Data source: Accounts receivable from the annual balance sheet, with each consecutive pair checked for an increase.
Receivables Weight
What it measures: Accounts receivable divided by total current assets, with the 0.60 ratio mapped to score 100. A high score means a meaningful share of the company's current assets are in the form of uncollected receivables rather than cash, inventory, or other short-term assets. Captures composition only — not collection speed, not age distribution, not credit quality.
Data source: Accounts receivable and total current assets from the most recent annual balance sheet.
Interpretations That Emerge
Receivables Stress
Constituent observations: Accounts Receivable Increased Year-Over-Year (4y), Receivables Weight
What emerges: Accounts receivable have grown year-over-year over the 4-year window AND receivables form a large share of current assets. The balance sheet has become structurally receivables-concentrated.
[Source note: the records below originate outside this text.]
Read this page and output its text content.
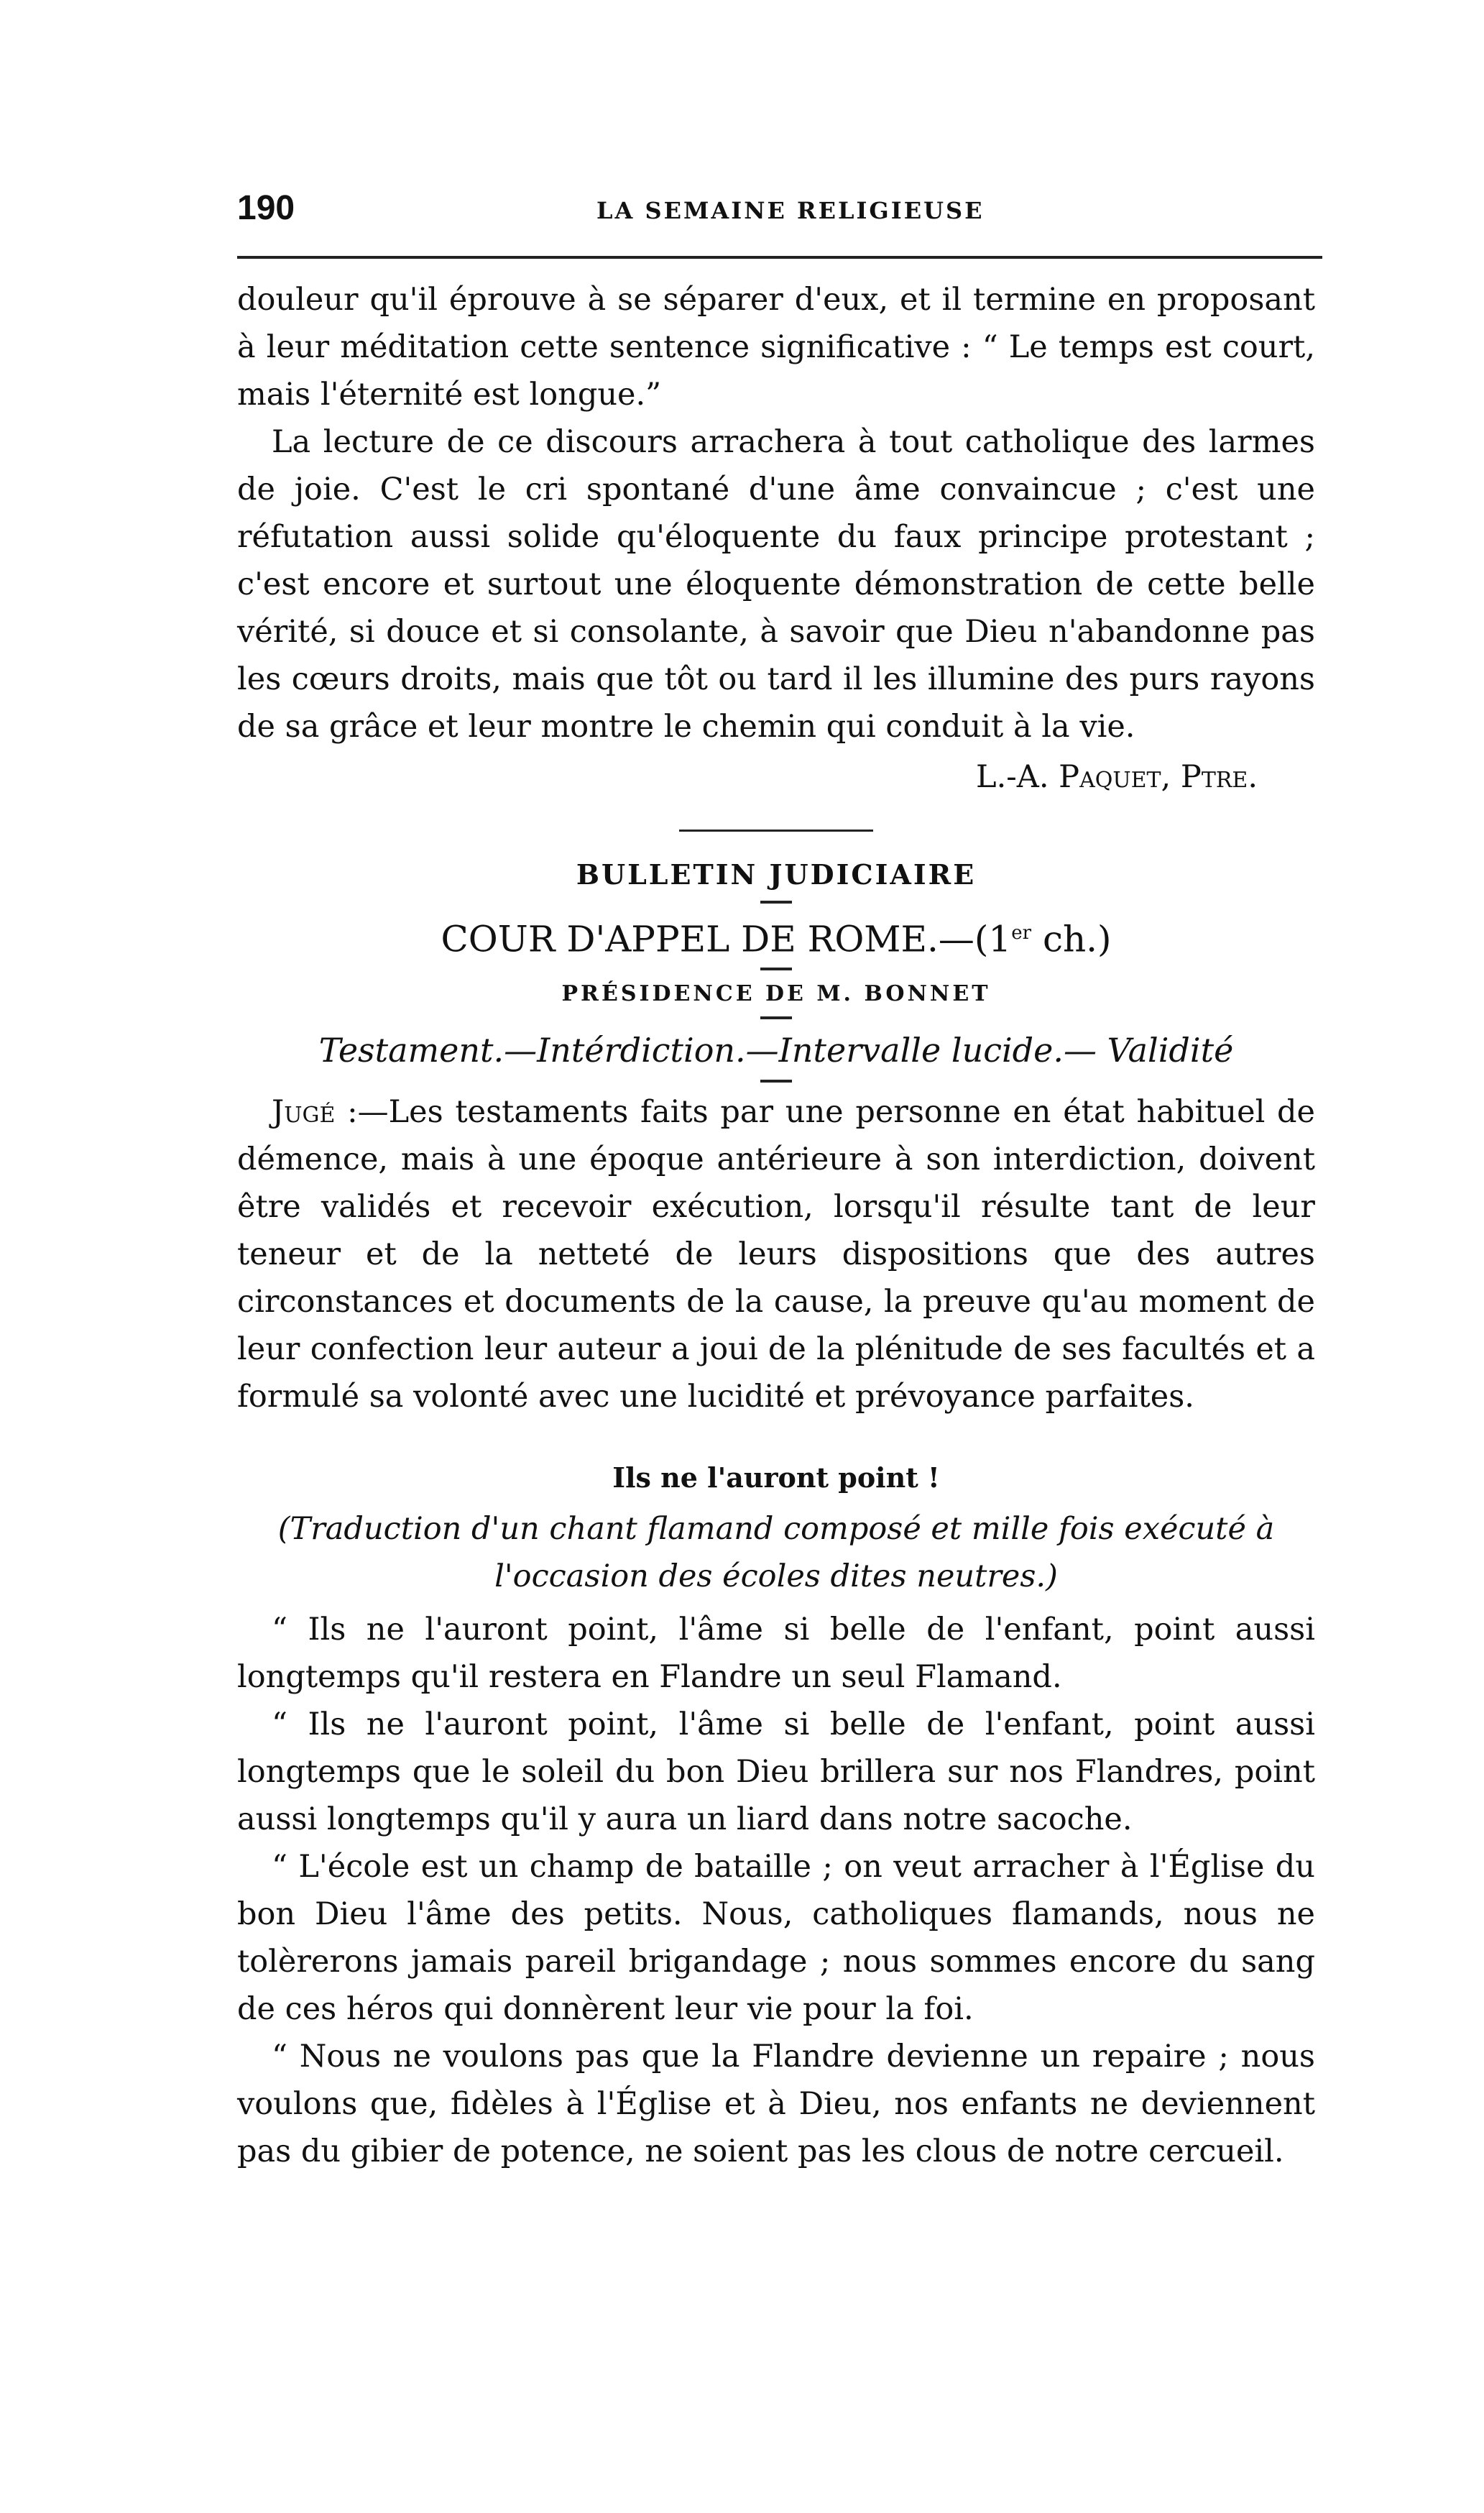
190	LA SEMAINE RELIGIEUSE

douleur qu'il éprouve à se séparer d'eux, et il termine en proposant à leur méditation cette sentence significative : “ Le temps est court, mais l'éternité est longue.”

La lecture de ce discours arrachera à tout catholique des larmes de joie. C'est le cri spontané d'une âme convaincue ; c'est une réfutation aussi solide qu'éloquente du faux principe protestant ; c'est encore et surtout une éloquente démonstration de cette belle vérité, si douce et si consolante, à savoir que Dieu n'abandonne pas les cœurs droits, mais que tôt ou tard il les illumine des purs rayons de sa grâce et leur montre le chemin qui conduit à la vie.

L.-A. Paquet, Ptre.

BULLETIN JUDICIAIRE

COUR D'APPEL DE ROME.—(1er ch.)

PRÉSIDENCE DE M. BONNET

Testament.—Intérdiction.—Intervalle lucide.— Validité

Jugé :—Les testaments faits par une personne en état habituel de démence, mais à une époque antérieure à son interdiction, doivent être validés et recevoir exécution, lorsqu'il résulte tant de leur teneur et de la netteté de leurs dispositions que des autres circonstances et documents de la cause, la preuve qu'au moment de leur confection leur auteur a joui de la plénitude de ses facultés et a formulé sa volonté avec une lucidité et prévoyance parfaites.

Ils ne l'auront point !

(Traduction d'un chant flamand composé et mille fois exécuté à l'occasion des écoles dites neutres.)

“ Ils ne l'auront point, l'âme si belle de l'enfant, point aussi longtemps qu'il restera en Flandre un seul Flamand.

“ Ils ne l'auront point, l'âme si belle de l'enfant, point aussi longtemps que le soleil du bon Dieu brillera sur nos Flandres, point aussi longtemps qu'il y aura un liard dans notre sacoche.

“ L'école est un champ de bataille ; on veut arracher à l'Église du bon Dieu l'âme des petits. Nous, catholiques flamands, nous ne tolèrerons jamais pareil brigandage ; nous sommes encore du sang de ces héros qui donnèrent leur vie pour la foi.

“ Nous ne voulons pas que la Flandre devienne un repaire ; nous voulons que, fidèles à l'Église et à Dieu, nos enfants ne deviennent pas du gibier de potence, ne soient pas les clous de notre cercueil.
Whether this reflects credit terms, customer mix, growth, or collection slowdown is not determined by these observations alone.
Limits: The legacy interpretation name 'Receivables Stress' overclaims — neither wired observation actually measures collection difficulty, days-sales-outstanding, aging buckets, or write-off pressure. The interpretation identifies receivables concentration and persistent growth; the word 'stress' in the legacy name is conventional vocabulary, not a verdict the wired formulas produce. A company growing revenue rapidly will naturally show both observations elevated even when every receivable collects on time. Industry context matters significantly: B2B businesses with longer standard payment terms typically operate with higher receivables weight than consumer-facing businesses.